太平洋を見下ろす丘陵約26万1千平方メートルに約600種類約5万本の植物を展示。
春本番を迎え、広場で遊ぶ子ども連れや、園内を散策する人たちの楽しげな笑い声が響き渡っている。入園料は無料。
正門を抜け、階段を上ると2003年に設置され、花畑に囲まれた風力発電の風車がお出迎え。
241枚のパネルによる太陽光発電とともに施設の一部電力をまかなっている。
風車近くのバラ園では東日本大震災後に各地から贈られたバラが5月中旬以降に見ごろを迎える。
広島県福山市の2種、特定非営利活動法人(NPO法人)日仏チャリティーローズ絆の淡い色の花など約500本が共演する。
園内にはベンチや休憩施設が点在。
曲がりくねった遊歩道は階段や坂道も多く、季節の花々を愛でながら散歩を楽しめる。
約1000平方メートルの展示温室は平均気温20度前後。
ハイビスカスやブーゲンビリアなどの南方の花々が咲き乱れ、室内は甘い香りが漂っている。
同施設は1975年4月28日に開園。指定管理者制度で常磐開発が管理・運営を行っている。

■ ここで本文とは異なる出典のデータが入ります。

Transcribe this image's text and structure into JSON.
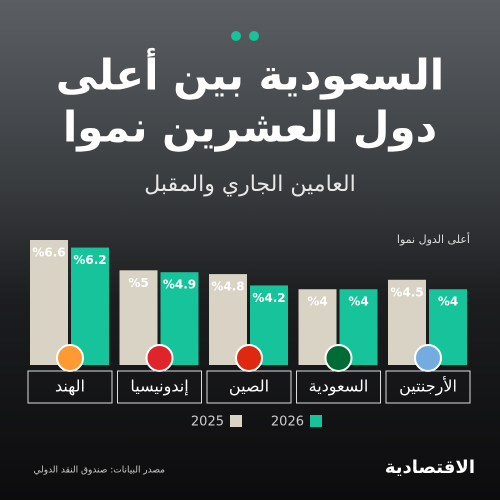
{
  "chart_data": {
    "type": "bar",
    "title": [
      "السعودية بين أعلى",
      "دول العشرين نموا"
    ],
    "subtitle": "العامين الجاري والمقبل",
    "annotation": "أعلى الدول نموا",
    "categories": [
      "الهند",
      "إندونيسيا",
      "الصين",
      "السعودية",
      "الأرجنتين"
    ],
    "series": [
      {
        "name": "2025",
        "color": "#d9d3c5",
        "values": [
          6.6,
          5,
          4.8,
          4,
          4.5
        ],
        "value_labels": [
          "%6.6",
          "%5",
          "%4.8",
          "%4",
          "%4.5"
        ]
      },
      {
        "name": "2026",
        "color": "#17c39b",
        "values": [
          6.2,
          4.9,
          4.2,
          4,
          4
        ],
        "value_labels": [
          "%6.2",
          "%4.9",
          "%4.2",
          "%4",
          "%4"
        ]
      }
    ],
    "source": "مصدر البيانات: صندوق النقد الدولي",
    "logo": "الاقتصادية"
  }
}
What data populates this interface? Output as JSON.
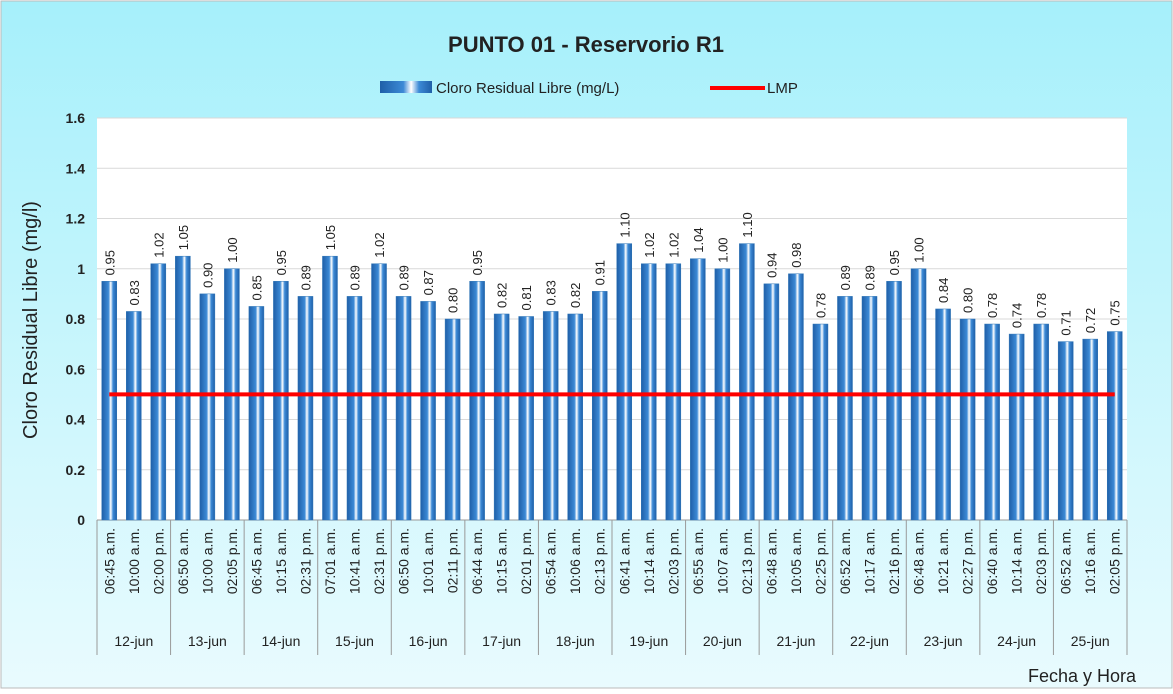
{
  "chart_data": {
    "type": "bar",
    "title": "PUNTO 01 - Reservorio R1",
    "y_label": "Cloro Residual Libre (mg/l)",
    "x_label": "Fecha y Hora",
    "categories": [
      "06:45 a.m.",
      "10:00 a.m.",
      "02:00 p.m.",
      "06:50 a.m.",
      "10:00 a.m.",
      "02:05 p.m.",
      "06:45 a.m.",
      "10:15 a.m.",
      "02:31 p.m.",
      "07:01 a.m.",
      "10:41 a.m.",
      "02:31 p.m.",
      "06:50 a.m.",
      "10:01 a.m.",
      "02:11 p.m.",
      "06:44 a.m.",
      "10:15 a.m.",
      "02:01 p.m.",
      "06:54 a.m.",
      "10:06 a.m.",
      "02:13 p.m.",
      "06:41 a.m.",
      "10:14 a.m.",
      "02:03 p.m.",
      "06:55 a.m.",
      "10:07 a.m.",
      "02:13 p.m.",
      "06:48 a.m.",
      "10:05 a.m.",
      "02:25 p.m.",
      "06:52 a.m.",
      "10:17 a.m.",
      "02:16 p.m.",
      "06:48 a.m.",
      "10:21 a.m.",
      "02:27 p.m.",
      "06:40 a.m.",
      "10:14 a.m.",
      "02:03 p.m.",
      "06:52 a.m.",
      "10:16 a.m.",
      "02:05 p.m."
    ],
    "groups": [
      "12-jun",
      "13-jun",
      "14-jun",
      "15-jun",
      "16-jun",
      "17-jun",
      "18-jun",
      "19-jun",
      "20-jun",
      "21-jun",
      "22-jun",
      "23-jun",
      "24-jun",
      "25-jun"
    ],
    "series": [
      {
        "name": "Cloro Residual Libre (mg/L)",
        "color": "#2e75b6",
        "values": [
          0.95,
          0.83,
          1.02,
          1.05,
          0.9,
          1.0,
          0.85,
          0.95,
          0.89,
          1.05,
          0.89,
          1.02,
          0.89,
          0.87,
          0.8,
          0.95,
          0.82,
          0.81,
          0.83,
          0.82,
          0.91,
          1.1,
          1.02,
          1.02,
          1.04,
          1.0,
          1.1,
          0.94,
          0.98,
          0.78,
          0.89,
          0.89,
          0.95,
          1.0,
          0.84,
          0.8,
          0.78,
          0.74,
          0.78,
          0.71,
          0.72,
          0.75
        ],
        "value_labels": [
          "0.95",
          "0.83",
          "1.02",
          "1.05",
          "0.90",
          "1.00",
          "0.85",
          "0.95",
          "0.89",
          "1.05",
          "0.89",
          "1.02",
          "0.89",
          "0.87",
          "0.80",
          "0.95",
          "0.82",
          "0.81",
          "0.83",
          "0.82",
          "0.91",
          "1.10",
          "1.02",
          "1.02",
          "1.04",
          "1.00",
          "1.10",
          "0.94",
          "0.98",
          "0.78",
          "0.89",
          "0.89",
          "0.95",
          "1.00",
          "0.84",
          "0.80",
          "0.78",
          "0.74",
          "0.78",
          "0.71",
          "0.72",
          "0.75"
        ]
      },
      {
        "name": "LMP",
        "color": "#ff0000",
        "type": "line",
        "values": [
          0.5,
          0.5,
          0.5,
          0.5,
          0.5,
          0.5,
          0.5,
          0.5,
          0.5,
          0.5,
          0.5,
          0.5,
          0.5,
          0.5,
          0.5,
          0.5,
          0.5,
          0.5,
          0.5,
          0.5,
          0.5,
          0.5,
          0.5,
          0.5,
          0.5,
          0.5,
          0.5,
          0.5,
          0.5,
          0.5,
          0.5,
          0.5,
          0.5,
          0.5,
          0.5,
          0.5,
          0.5,
          0.5,
          0.5,
          0.5,
          0.5,
          0.5
        ]
      }
    ],
    "ylim": [
      0,
      1.6
    ],
    "yticks": [
      0,
      0.2,
      0.4,
      0.6,
      0.8,
      1,
      1.2,
      1.4,
      1.6
    ],
    "grid": true
  }
}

季節ごとに、フラステージや雑貨市、体験コーナーなどを楽しめるフェスティバルを開いており毎回、2日間で1万人前後が来園している。
東日本大震災前までの年間来園者数は約16万人だったが、11年度は約8万人に減少。地元客などが戻り、近年は約14万人前後まで回復しているという。

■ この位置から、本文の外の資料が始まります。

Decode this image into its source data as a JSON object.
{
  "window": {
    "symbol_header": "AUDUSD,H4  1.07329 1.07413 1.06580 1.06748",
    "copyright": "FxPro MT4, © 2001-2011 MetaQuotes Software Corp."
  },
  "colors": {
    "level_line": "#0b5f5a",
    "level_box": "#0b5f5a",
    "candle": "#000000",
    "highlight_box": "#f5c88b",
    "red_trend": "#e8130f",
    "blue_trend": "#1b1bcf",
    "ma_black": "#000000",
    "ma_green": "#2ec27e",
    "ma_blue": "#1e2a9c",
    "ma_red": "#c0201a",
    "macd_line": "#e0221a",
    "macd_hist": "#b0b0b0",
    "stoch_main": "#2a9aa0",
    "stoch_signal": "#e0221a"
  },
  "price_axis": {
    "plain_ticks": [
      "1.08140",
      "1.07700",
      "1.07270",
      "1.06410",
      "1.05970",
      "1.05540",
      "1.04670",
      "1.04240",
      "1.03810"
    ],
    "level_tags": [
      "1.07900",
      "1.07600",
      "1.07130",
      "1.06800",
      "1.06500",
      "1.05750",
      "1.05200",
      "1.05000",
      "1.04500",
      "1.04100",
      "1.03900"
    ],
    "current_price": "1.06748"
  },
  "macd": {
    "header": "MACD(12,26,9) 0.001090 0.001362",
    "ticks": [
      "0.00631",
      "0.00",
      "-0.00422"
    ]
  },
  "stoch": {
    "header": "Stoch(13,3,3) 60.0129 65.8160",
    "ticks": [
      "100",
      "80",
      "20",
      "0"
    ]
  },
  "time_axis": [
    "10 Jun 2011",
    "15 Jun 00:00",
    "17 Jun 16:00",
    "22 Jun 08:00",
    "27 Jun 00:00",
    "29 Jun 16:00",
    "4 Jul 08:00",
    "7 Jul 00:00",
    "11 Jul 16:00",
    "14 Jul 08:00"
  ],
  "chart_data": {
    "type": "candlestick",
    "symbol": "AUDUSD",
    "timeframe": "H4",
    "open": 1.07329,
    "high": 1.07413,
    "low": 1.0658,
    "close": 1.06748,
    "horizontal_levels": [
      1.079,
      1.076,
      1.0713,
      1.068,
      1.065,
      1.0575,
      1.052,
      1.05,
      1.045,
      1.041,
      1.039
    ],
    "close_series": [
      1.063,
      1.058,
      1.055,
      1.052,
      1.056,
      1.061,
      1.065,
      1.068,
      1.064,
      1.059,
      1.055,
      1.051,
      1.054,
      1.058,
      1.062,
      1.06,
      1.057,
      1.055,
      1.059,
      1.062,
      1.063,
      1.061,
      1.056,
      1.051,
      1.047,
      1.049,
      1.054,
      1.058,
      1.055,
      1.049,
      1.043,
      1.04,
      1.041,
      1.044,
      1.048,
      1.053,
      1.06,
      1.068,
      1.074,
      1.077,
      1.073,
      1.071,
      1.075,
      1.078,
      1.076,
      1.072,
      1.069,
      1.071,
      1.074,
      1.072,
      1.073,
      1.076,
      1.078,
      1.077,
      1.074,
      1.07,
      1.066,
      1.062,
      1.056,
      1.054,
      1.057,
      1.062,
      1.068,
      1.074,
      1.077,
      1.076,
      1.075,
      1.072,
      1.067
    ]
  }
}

開園時間は9時から17時(展示温室・レストハウスは16時半まで)。
休園日は毎週火曜日と年末年始。
展示室や研修室は研修や教室、展示会などに利用できる。
使用料は時間に応じて1060円から3570円。
住所はいわき市平四ツ波石森116。電話は0246(22)5667。